Verarbeiter


Wasser als Zutat in Biolebensmitteln

Grundsätzlich ist Trinkwasser für die Lebensmittelverarbeitung geeignet. Leitungswasser wird im Normalfall die Anforderungen der Trinkwasserverordnung (TrinkwV 2001) erfüllen.

Wird das Leitungswasser jedoch durch irgendein Verfahren nachbehandelt, so können Untersuchungen erforderlich werden, ob die Anforderungen der Trinkwasserverordnung an das Wasser noch eingehalten sind. Eine Entscheidung lässt sich hier nur im Einzelfall treffen. In Zweifel sollte man sich mit dem zuständigen Gesundheitsamt in Verbindung setzen, denn dieses ist zuständig bis zum Entnahmehahn. Für den Produktionsprozess ist die staatliche Lebensmittelüberwachung zuständig.

Wasserbehandlung

Wasser ist ein Hauptbestandteil vieler Lebensmittel und vergleichsweise preisgünstig zu erhalten, weshalb ihm normalerweise wenig Aufmerksamkeit geschenkt wird.

Seit einigen Jahren werden für den Haushalt Geräte zur "Verbesserung" des Trinkwassers angeboten. Es gibt jedoch keine Studien, die aufzeigen, in welchem Ausmaß heute Verarbeitungsunternehmen Verfahren zur Nachbehandlung von Trinkwasser eingesetzt werden. Eine bekannte große Bäckerei für ökologische Backwaren setzt nach eigenen Angaben erfolgreich speziell bewegtes Wasser zur Teigbereitung ein.

Ausgelöst durch Zeitschriftenberichte, Kolleginnen und Kollegen oder Kundenfragen wird manche Bäckerin und mancher Bäcker veranlasst sein, sich mit der Frage der Wasserbehandlung zu beschäftigen. Er wird dabei in der Regel anfangs kaum mehr erfahren, als die Prospekte der Anbieter oder PR-Artikel aussagen. Um wenigstens eine erste Orientierung zu ermöglichen, werden hier einige Hinweise gegeben. Zuverlässige Untersuchungen und fundierte Literatur stehen bislang überwiegend für die im Wasserfach anerkannten Verfahren zur Verfügung.

Verfahren zur Wasser-Behandlung

Zu unterscheiden ist zwischen allgemein anerkannten physikalisch-chemischen Verfahren der Wasser-Aufbereitung und unkonventionellen Verfahren.

Bewährte und anerkannte Verfahren existieren für Enthärtung, Entsäuerung, Entkeimung sowie die Entfernung von gesundheitsschädigenden oder geschmacklich störenden Stoffen. Die physikalisch-chemischen Grundlagen dieser Verfahren sind gut erforscht. Solche Verfahren werden seit langer Zeit angewandt.

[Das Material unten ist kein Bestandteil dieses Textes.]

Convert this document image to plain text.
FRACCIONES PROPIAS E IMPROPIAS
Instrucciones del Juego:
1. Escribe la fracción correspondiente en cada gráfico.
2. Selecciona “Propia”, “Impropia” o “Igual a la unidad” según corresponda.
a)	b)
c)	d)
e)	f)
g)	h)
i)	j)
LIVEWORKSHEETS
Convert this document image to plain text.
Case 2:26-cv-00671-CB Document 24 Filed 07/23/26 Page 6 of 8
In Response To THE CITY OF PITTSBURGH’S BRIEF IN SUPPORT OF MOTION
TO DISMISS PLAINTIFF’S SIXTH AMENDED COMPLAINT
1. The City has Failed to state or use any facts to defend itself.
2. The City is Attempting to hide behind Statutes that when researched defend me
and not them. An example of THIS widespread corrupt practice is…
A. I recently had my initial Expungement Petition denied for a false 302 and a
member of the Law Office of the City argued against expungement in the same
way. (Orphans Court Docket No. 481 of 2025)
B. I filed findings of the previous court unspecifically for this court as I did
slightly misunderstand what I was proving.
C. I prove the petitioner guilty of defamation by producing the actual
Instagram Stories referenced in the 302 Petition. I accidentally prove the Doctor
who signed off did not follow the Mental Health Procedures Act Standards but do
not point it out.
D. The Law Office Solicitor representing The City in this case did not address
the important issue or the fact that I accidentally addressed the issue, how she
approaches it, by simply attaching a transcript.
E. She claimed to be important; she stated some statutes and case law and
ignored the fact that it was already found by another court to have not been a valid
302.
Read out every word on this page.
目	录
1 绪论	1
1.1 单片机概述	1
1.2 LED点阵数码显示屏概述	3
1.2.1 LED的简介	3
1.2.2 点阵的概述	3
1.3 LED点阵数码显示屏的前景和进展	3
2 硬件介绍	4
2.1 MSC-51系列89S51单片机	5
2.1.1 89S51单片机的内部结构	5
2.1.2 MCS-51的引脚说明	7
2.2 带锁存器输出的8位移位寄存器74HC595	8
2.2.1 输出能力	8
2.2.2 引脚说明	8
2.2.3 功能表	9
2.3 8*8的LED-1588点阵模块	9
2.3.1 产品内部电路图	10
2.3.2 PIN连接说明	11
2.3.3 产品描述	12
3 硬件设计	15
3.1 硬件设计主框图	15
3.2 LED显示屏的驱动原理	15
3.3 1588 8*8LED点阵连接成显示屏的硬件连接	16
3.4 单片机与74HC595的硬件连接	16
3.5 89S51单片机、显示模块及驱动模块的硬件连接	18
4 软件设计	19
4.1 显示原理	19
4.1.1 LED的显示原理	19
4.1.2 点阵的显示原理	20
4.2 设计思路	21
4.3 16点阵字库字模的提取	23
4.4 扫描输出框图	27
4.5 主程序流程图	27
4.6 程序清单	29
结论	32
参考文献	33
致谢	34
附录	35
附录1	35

Von Bedeutung sind solche Verfahren insbesondere für Betriebe mit einer Wasserversorgung aus eigenen Brunnen.

Neben diesen Verfahren werden sehr unterschiedliche Geräte und Systeme angeboten, die hier unter der Bezeichnung "unkonventionelle Verfahren" (Unkonventionelle Verfahren zur Wasser-Behandlung) zusammengefasst werden. Bei den unkonventionellen Verfahren ist zu unterscheiden zwischen solchen Systemen, bei denen eine Wirkung mit naturwissenschaftlich-technischen Verfahren nachgewiesen werden kann und solchen, bei denen das gegenwärtig nicht oder nicht zuverlässig möglich ist.